The order in which items appear under Attributes (left panel) is the order of the columns in which the query results appear. As an example, for Genes & Genome Feature results, by default, Feature Symbol and Feature Name are the first two columns. To change the order:
- Click Attributes.
- Click to open attribute lists in the right panel (e.g. Features, Genome Location, Alleles, Orthologs).
- Select an item (e.g. MGI ID, Feature Type, etc.) from an attribute list. When you do so, the item appears beneath Attributes in the left-hand panel.
- Deselect any attribute that you do not want to appear as a column in your results.
- Continue selecting/deselecting attributes until they appear in the desired column order (on the left).
- Click Results again.
- Repeat until satisfied with the result.
What can I do on a result page?
- By default, the first 10 results appear in hyper-linked HTML format.
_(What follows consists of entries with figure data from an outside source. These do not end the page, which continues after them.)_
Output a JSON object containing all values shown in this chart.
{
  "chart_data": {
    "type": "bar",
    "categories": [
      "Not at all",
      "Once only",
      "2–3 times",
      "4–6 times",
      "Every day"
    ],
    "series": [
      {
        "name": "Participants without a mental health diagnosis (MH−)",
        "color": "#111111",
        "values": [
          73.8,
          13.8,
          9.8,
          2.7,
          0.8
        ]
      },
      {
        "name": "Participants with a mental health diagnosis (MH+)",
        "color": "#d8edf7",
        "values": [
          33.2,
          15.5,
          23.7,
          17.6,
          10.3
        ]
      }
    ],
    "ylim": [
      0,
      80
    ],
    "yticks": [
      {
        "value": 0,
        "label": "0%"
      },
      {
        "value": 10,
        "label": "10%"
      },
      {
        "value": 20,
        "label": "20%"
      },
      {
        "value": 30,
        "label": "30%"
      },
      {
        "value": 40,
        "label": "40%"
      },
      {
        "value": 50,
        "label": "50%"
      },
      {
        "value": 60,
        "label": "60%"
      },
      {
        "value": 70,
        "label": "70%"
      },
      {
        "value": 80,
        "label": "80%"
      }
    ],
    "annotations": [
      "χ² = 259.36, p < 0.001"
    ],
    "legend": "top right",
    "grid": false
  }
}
To alter the number and format, select from the drop-down lists; e.g. if the result Count is 17 results, select 20 from the View list.
- Select CSV or TSV to see results as comma- or tab-separated values.
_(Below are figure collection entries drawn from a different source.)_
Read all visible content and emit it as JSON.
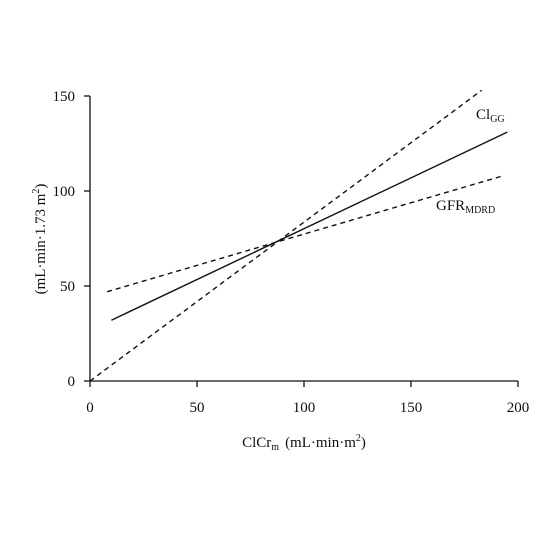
{
  "chart_data": {
    "type": "line",
    "xlabel": {
      "main": "ClCr",
      "subscript": "m",
      "units": "(mL·min·m",
      "units_sup": "2",
      "units_close": ")"
    },
    "ylabel": {
      "units": "(mL·min·1.73 m",
      "units_sup": "2",
      "units_close": ")"
    },
    "xlim": [
      0,
      200
    ],
    "ylim": [
      0,
      150
    ],
    "xticks": [
      "0",
      "50",
      "100",
      "150",
      "200"
    ],
    "yticks": [
      "0",
      "50",
      "100",
      "150"
    ],
    "grid": false,
    "legend": "none",
    "series": [
      {
        "name": "Cl",
        "subscript": "GG",
        "style": "dashed",
        "x": [
          0,
          183
        ],
        "y": [
          0,
          153
        ]
      },
      {
        "name": "",
        "style": "solid",
        "x": [
          10,
          195
        ],
        "y": [
          32,
          131
        ]
      },
      {
        "name": "GFR",
        "subscript": "MDRD",
        "style": "dashed",
        "x": [
          8,
          193
        ],
        "y": [
          47,
          108
        ]
      }
    ]
  }
}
- Click Unique results only to remove any redundancy in a given data model. Note, however, that this may affect the time it takes to retrieve your results.
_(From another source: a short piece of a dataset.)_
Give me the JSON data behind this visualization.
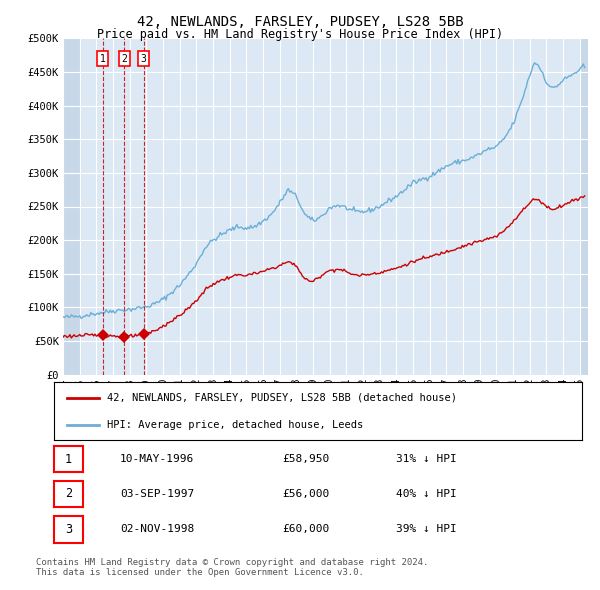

- Once you are satisfied with a result set, choose from the actions at the top of the page and click Go button. If your query is particularly intensive and the server times out, use one of the Web file options.
- You can incorporate a second dataset into the query by clicking on the second Dataset node on the left and following the same steps. Linking of the datasets and merging of data into the final result set is handled automatically.
- To begin a new query, click New (on the toolbar).
- Click the XML button on the toolbar for a summary of your current query in BioMart Query XML format. This is useful for accessing BioMart via the mart service web services interface. Similarly, click the Perl button to generate a BioMart perl API script to run the same query.
Yes. Be aware that:
- MGI BioMart supports only files with a .txt extension. Therefore, be sure to save any files that you wish to import into BioMart with that extension (e.g. lists of symbols or IDs).
- For the Genes & Genome Features dataset, the default identifier for input is MGI ID. If you wish to filter by Feature Symbol or an ID other than MGI and you do not change the default, the query will fail.
- All imported items must be of the same type (e.g. all Mouse VEGA Gene IDs or all Feature Symbols).
- MGI BioMart does not find allele names that include a comma. You must replace the comma with a % (percent sign) to get results.
MGI BioMart does allow you to:
- Choose an additional dataset (for comparison) and select filters and attributes for it.
- Click Count before you click Results to determine the size of the returned dataset. The number appears beside Dataset at the top of the right-hand panel. As an example, selecting miRNA as a feature type returns 625/78757 which means that there are 625 miRNAs among the 78,757 entries in the MGI BioMart database.
- Add additional parameters to a query after it completes (i.e., rerun it after selecting more columns for the output.
- Rearrange the order in which columns appear in your results. The column order in the results is the order in which you select items under Attributes. Note that Feature Symbol and Feature Type are the default Attribute values and therefore appear as the first and second columns unless you deselect them. You can always re-add either term after making additional choices.
- Change the number of results to view (from 10 to 20, 50, 100, 150, 200 or all results) once they appear.
- Build more/less complex queries and rerun them without starting over (by adding or subtracting attributes).
- Export results to a file, to a .gz (compressed file), or to a compressed web file with an email notification.
- Format any results in web (HTML), CSV (comma-separated value), TSV (tab-separated value) or Excel (.xls) files.
Where can I find additional BioMart information?
The BioMart Project website has additional information.
- To access the application, click MartView.
- Additional tabs provide news and documentation.